Meer dan 6,5 miljoen beoordelingen en recensies Organiseer de boeken die je wilt lezen of gelezen hebt Het laatste boekennieuws Word gratis lid
×
Lezersrecensie

Een licht en een verwondering die je niet begrijpt. Ondergedompeld in de melancholieke melodie van een getroebleerd kunstenaarsbrein

Nico van der Sijde 13 september 2019
Al tijden lang ben ik heel nieuwsgierig naar Jon Fosse, een zeer geroemde schrijver die echter ook als heel veeleisend bekend staat. Welnu, na "Melancholie I" ben ik een Fossse- fan die nog veel meer Fosse wil lezen.
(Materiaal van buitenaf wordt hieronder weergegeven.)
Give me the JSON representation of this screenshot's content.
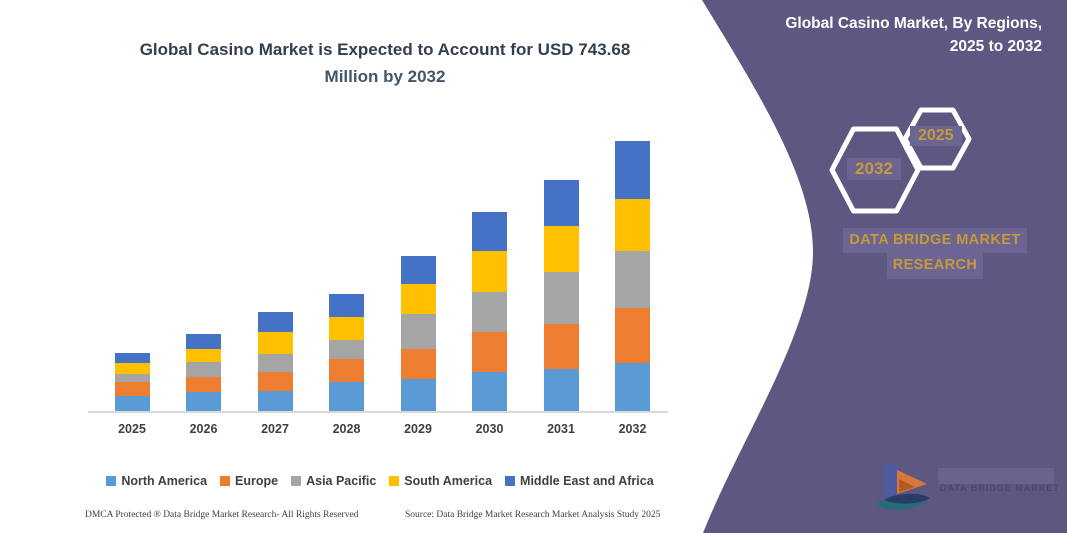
{
  "page": {
    "background": "#ffffff"
  },
  "chart": {
    "title_line1": "Global Casino Market is Expected to Account for USD 743.68",
    "title_line2": "Million by 2032",
    "footer_left": "DMCA Protected ® Data Bridge Market Research-  All Rights Reserved",
    "footer_right": "Source: Data Bridge Market Research  Market Analysis Study 2025"
  },
  "chart_data": {
    "type": "bar",
    "stacked": true,
    "unit": "USD Million",
    "title": "Global Casino Market is Expected to Account for USD 743.68 Million by 2032",
    "categories": [
      "2025",
      "2026",
      "2027",
      "2028",
      "2029",
      "2030",
      "2031",
      "2032"
    ],
    "series": [
      {
        "name": "North America",
        "color": "#5B9BD5",
        "values": [
          41,
          52,
          55,
          80,
          88,
          107,
          116,
          132
        ]
      },
      {
        "name": "Europe",
        "color": "#ED7D31",
        "values": [
          39,
          41,
          52,
          63,
          83,
          110,
          124,
          151
        ]
      },
      {
        "name": "Asia Pacific",
        "color": "#A5A5A5",
        "values": [
          22,
          41,
          50,
          52,
          96,
          110,
          143,
          157
        ]
      },
      {
        "name": "South America",
        "color": "#FFC000",
        "values": [
          30,
          36,
          61,
          63,
          83,
          113,
          127,
          143.68
        ]
      },
      {
        "name": "Middle East and Africa",
        "color": "#4472C4",
        "values": [
          28,
          41,
          55,
          63,
          77,
          107,
          127,
          160
        ]
      }
    ],
    "totals": [
      160,
      211,
      273,
      321,
      427,
      547,
      637,
      743.68
    ],
    "ylim": [
      0,
      780
    ],
    "grid": false,
    "legend_position": "bottom",
    "y_axis_labels_visible": false
  },
  "panel": {
    "background": "#5E5781",
    "highlight_background": "#6C6493",
    "accent_gold": "#C49A3A",
    "title_line1": "Global Casino Market, By Regions,",
    "title_line2": "2025 to 2032",
    "hexagons": [
      {
        "label": "2032"
      },
      {
        "label": "2025"
      }
    ],
    "brand_line1": "DATA BRIDGE MARKET",
    "brand_line2": "RESEARCH",
    "logo_icon": "data-bridge-logo-watermark",
    "logo_faint_text": "DATA BRIDGE MARKET RESEARCH"
  }
}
Lang niet iedereen zal houden van dit boek: pagina's lang word je ondergedompeld in het zeer getroebleerde, mogelijk psychotische en schizofrene brein van de geniale maar miskende schilder Lars Hertervig (die ook echt heeft geleefd, van 1830-1902). Fosse schotelt ons een innerlijke monoloog voor waarin paniek en vertwijfeling hoogtij vieren, waarin ratio en reflectie ontbreken, en waarin waan en hallucinatie de waarneming doordesemen. De zinnen van Fosse zijn repetitieve woordenstromen, vol obsessieve herhalingen, en binnen die herhalingen vaak heel subtiele betekenisverschuivingen, of juist tegenspraken. Zinnen dus die Hertervigs enorme innerlijke twijfel onderstrepen: de uitspraak "ik kan schilderen" wordt maniakaal herhaald en verandert steeds van inhoud, en gaat steeds vaker vergezeld van de uitroep "ik kan niet schilderen" of "ik mag niet schilderen". Ik vind Fosses stijl schitterend. Ten eerste omdat Fosse mij niet als van buitenaf laat kijken naar een getroebleerd kunstenaarsbrein maar mij er juist rechtstreeks in onderdompelt. Maar ook omdat zijn stijl voor mij bijna hypnotiserend werkt, en mij door zijn herhalingen en subtiele verschuivingen net zo meesleept als de 'minimal music' van Philip Glass. Of als het werk van Beckett, met wie Fosse wel wordt vergeleken. Zelf vond ik dit boek lang niet zo veeleisend als zijn reputatie: ik moest wennen aan deze stijl en de getroebleerde melodie ervan, maar toen ik mij eraan had overgegeven las het boek als een trein. Alleen, ik kan mij voorstellen dat veel lezers zich niet aan deze stijl kunnen of willen overgeven, en voor hen is dit boek volkomen onleesbaar.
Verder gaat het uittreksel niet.